Kahramanmaraş merkezli depremlerin ardından Tekirdağ'da sanayiciler, NKÜ ile iş birliği yaparak fabrikalarını depreme karşı güçlendirme çalışmaları başlattı. 1 yıl içerisinde bölgede 2 milyon metrekarelik sanayi alanında deprem güçlendirilmesi tamamlandı. NKÜ Teknik Bilimler Meslek Yüksekokulu Yapı ve Deprem Mühendisliği Bölümü Öğretim Üyesi, inşaat mühendisi Dr. Ahmet Bal, fabrikaların güçlendirilmesi yönünde taleplerin her geçen gün arttığını belirtti.
'BİR GİRİŞİM GRUBU OLUŞTURULDU'
Tekirdağ'ın depremselliğinin çok yüksek olduğunu anlatan Dr. Bal, kentteki 14 OSB'ye dikkati çekip, "Dolayısıyla Türkiye ekonomisi için Tekirdağ'daki fabrikaların üretime devam etmesi, deprem sonrasında da kullanılabilmesi, üretimin kesintiye uğramaması, ihracatın kesintiye uğramaması açısından çok önemli. Bu bilinçle özellikle Namık Kemal Üniversitesi Rektörümüz Prof. Dr. Mümin Şahin'in girişimleri ile sanayi ticaret odaları ve organize sanayi yöneticileriyle bir girişim grubu oluşturuldu. Üniversitenin sanayiyle yaptığı iş birliği çerçevesinde birçok sanayi kuruluşunda bu güçlendirme ve depremsellikle ilgili kontrollü risk mekanizmaları bir şekilde kuvvetlendirerek artırılmaya devam ediyor” dedi.

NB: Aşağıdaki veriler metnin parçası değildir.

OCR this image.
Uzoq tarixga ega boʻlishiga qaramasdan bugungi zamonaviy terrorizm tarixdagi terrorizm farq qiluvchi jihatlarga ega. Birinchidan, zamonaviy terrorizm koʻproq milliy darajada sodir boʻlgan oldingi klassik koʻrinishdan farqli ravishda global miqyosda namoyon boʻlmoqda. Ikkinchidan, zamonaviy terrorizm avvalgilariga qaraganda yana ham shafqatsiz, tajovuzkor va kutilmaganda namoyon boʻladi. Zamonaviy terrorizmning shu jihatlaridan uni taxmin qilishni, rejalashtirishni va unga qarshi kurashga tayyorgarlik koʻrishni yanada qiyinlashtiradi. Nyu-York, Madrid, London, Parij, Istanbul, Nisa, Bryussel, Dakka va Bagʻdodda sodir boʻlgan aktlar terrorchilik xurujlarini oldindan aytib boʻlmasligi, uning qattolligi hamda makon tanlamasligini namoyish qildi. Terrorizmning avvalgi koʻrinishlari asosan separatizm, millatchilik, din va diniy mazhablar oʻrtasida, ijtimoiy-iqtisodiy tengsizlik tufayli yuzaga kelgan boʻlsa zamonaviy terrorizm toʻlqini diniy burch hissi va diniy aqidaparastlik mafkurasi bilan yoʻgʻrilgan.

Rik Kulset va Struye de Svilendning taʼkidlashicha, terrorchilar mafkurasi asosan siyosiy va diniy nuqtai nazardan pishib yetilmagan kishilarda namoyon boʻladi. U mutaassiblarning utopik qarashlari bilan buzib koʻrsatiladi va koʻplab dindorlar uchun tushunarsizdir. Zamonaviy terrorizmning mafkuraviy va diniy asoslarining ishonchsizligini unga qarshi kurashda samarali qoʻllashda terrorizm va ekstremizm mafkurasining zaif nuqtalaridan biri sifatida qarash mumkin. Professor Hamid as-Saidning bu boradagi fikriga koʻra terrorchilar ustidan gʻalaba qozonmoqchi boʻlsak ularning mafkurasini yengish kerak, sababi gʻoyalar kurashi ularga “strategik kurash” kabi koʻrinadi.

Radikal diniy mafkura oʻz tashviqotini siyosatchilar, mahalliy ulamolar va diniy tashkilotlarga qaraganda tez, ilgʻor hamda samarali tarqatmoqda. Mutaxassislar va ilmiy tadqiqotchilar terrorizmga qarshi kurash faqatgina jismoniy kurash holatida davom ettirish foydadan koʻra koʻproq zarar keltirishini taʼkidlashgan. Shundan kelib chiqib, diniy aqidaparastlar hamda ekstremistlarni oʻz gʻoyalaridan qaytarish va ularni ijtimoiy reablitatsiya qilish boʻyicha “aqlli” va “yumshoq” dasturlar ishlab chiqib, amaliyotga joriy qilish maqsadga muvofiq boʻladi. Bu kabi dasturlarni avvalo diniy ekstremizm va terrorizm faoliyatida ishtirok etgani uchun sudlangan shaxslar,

'SANAYİCİLERİN BAKIŞI DEĞİŞTİ'
Kahramanmaraş merkezli depremlerin sonrasında özellikle sanayi kuruluşlarının harekete geçtiğini belirten Dr. Bal, "Bu kapsamda son 1 yılda Tekirdağ'daki 14 sanayi bölgesinde yaklaşık 2 milyon metrekarelik bir alan depreme dayanıklı hale getirildi. Bu kuruluşlarımız, fabrikalarımız şu anda deprem olsa bile üretimine devam edebilecek pozisyonda. Aslında yaşadığımız 6 Şubat depremleri bir milat oldu. Bu miladın ardından yaklaşık olarak yüzde 60 oranında bir artış söz konusu. Önceden maalesef ki yine Tekirdağ'ın önemi yüksekti, depremsellik kısmı biliniyordu. Bu yaşadığımız acı tecrübeler özellikle sanayicilerin bu konuya bakış açısını değiştirdi ve yenilikçi çözümlerle, hibrit çözümlerle, daha geliştirilmiş sistemlerle fabrikalarını güvenli hale getirmeye başladılar" diye konuştu.
'MİMARİ YAPILAR BOZULMUYOR'
Depreme dayanıklılık çalışmalarında fabrikaların mimari yapılarının bozulmadığını anlatan Dr. Bal, "Bu çok önemli bir konu. Çünkü sanayicimizin ilk sorduğu şey; 'Fabrikanın fonksiyonu değişecek mi?' oluyor. Ama bu uyguladığımız yöntem ile fabrikanın mimari fonksiyonları değişmiyor ve aynı üretim, aynı üretim hatları fabrika çalışırken de bu güçlendirme çalışmaları yapılabiliyor. Bunun yanı sıra maddi olarak baktığımızda bizim şöyle bir ölçümüz vardır. Güçlendirme çalışmalarının, binanın yeniden yapım maliyetinin yüzde 30'unu aşmaması gerekiyor. Şu an bizim hibrit çözümde de binanın yeniden yapım maliyeti yüzde 8, 10 mertebesinde. Bu yöntemle uygun çözümler sağlanabiliyor" dedi.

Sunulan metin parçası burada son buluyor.